A restriction of free speech by any other name is still unconstitutional. No matter how much the Missouri government wants to regulate alcohol it may not do so by restricting the freedom of speech. Cato joins the ACLU and the Freedom Center of Missouri on an amicus brief supporting a challenge to a Missouri law prohibiting alcohol producers from advertising alcohol prices unless the prices are displayed inside a retailer—and they may not advertise who their retail partners are unless they list more than one. This both limits and compels speech.


The government argues that advertising is “commercial speech” and therefore not afforded the same protections under the First Amendment as every other type of speech. The “commercial speech” doctrine traces back to Valentine v. Chrestensen, an infamous case from the 1940s in which the Court arbitrarily decided commercial advertising wasn’t constitutionally protected. The Court has slowly been hacking away at this arbitrary rule, eventually creating an intermediate protection for commercial speech in under the Central Hudson Gas & Electric Corp. v. Public Service Commission (1980), where courts must balance four factors before deciding whether to nullify a restriction on commercial speech.

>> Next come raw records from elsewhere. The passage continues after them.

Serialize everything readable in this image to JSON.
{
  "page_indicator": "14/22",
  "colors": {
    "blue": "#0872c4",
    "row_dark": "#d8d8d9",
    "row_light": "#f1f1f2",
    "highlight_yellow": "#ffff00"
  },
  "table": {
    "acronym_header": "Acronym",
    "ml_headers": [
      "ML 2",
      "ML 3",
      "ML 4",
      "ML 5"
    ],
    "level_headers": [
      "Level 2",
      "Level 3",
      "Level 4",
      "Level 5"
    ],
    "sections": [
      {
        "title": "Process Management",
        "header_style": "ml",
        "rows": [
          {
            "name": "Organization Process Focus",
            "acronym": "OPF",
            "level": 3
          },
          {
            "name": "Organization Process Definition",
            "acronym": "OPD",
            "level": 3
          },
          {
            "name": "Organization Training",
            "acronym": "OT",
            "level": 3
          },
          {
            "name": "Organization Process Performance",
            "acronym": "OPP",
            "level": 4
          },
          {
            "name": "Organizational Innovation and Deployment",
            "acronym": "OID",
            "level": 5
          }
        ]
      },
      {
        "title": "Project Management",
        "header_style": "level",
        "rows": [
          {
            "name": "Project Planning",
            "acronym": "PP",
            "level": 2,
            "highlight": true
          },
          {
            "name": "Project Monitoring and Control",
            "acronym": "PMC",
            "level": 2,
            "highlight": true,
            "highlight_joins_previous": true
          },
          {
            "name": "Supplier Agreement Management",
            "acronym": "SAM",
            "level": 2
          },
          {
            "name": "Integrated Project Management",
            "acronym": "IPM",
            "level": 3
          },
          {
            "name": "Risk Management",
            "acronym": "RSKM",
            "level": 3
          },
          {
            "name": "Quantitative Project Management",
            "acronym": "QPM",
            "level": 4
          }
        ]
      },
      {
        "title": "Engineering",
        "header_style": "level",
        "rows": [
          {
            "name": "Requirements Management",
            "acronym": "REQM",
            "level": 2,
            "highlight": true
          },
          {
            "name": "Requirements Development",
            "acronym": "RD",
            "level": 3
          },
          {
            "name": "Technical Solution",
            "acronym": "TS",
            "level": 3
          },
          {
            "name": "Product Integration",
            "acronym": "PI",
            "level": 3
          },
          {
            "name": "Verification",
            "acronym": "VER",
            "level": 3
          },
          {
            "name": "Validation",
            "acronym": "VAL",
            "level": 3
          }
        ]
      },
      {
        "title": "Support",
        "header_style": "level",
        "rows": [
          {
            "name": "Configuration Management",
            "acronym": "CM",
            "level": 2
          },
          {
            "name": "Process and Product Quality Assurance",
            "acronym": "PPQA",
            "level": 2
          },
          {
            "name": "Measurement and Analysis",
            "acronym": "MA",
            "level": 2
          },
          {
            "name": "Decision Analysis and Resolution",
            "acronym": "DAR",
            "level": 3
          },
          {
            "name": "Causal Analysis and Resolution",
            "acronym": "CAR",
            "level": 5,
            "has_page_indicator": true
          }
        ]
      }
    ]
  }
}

The Central Hudson test requires courts to determine: (1) whether the speech is false or misleading, (2) whether the government has a “substantial interest” in regulating the speech at issue, (3) whether the censorship directly advances the government’s interest in regulating the desired object, and (4) whether the government’s speech‐​regulation is no more restrictive than necessary. As reasonable as the words may seem in the abstract, the test has sprouted a thicket of arbitrary rulings contrary to the original meaning of the First Amendment.


What exactly qualifies as a “substantial interest” for a government has never been particularly clear. Nor has the Court been able to demonstrate where in the First Amendment some types of speech are afforded greater protections than others. Justices from John Paul Stevens to Clarence Thomas have criticized the Central Hudson test for its arbitrary factors and lack of grounding in the text of the First Amendment.


Our brief argues that alcohol advertising is just as much a form of speech as literature and political speech, deserving of protection from arbitrary government restrictions. The Central Hudson test should be eliminated in favor of the standard First Amendment protection for any kind of speech—which of course isn’t absolute, but is also not subject to government whim.


Despite the “commercial speech” doctrine’s emergence seemingly over night, and that the Central Hudson test still stands after nearly 30 years, Cato once more opposes this impediment to both the freedom of speech and economic liberty in the hope that, as Shakespeare put it in Henry VI, Part III, “many strokes, though with a little ax, hew down and fell the hardest timbered oak.”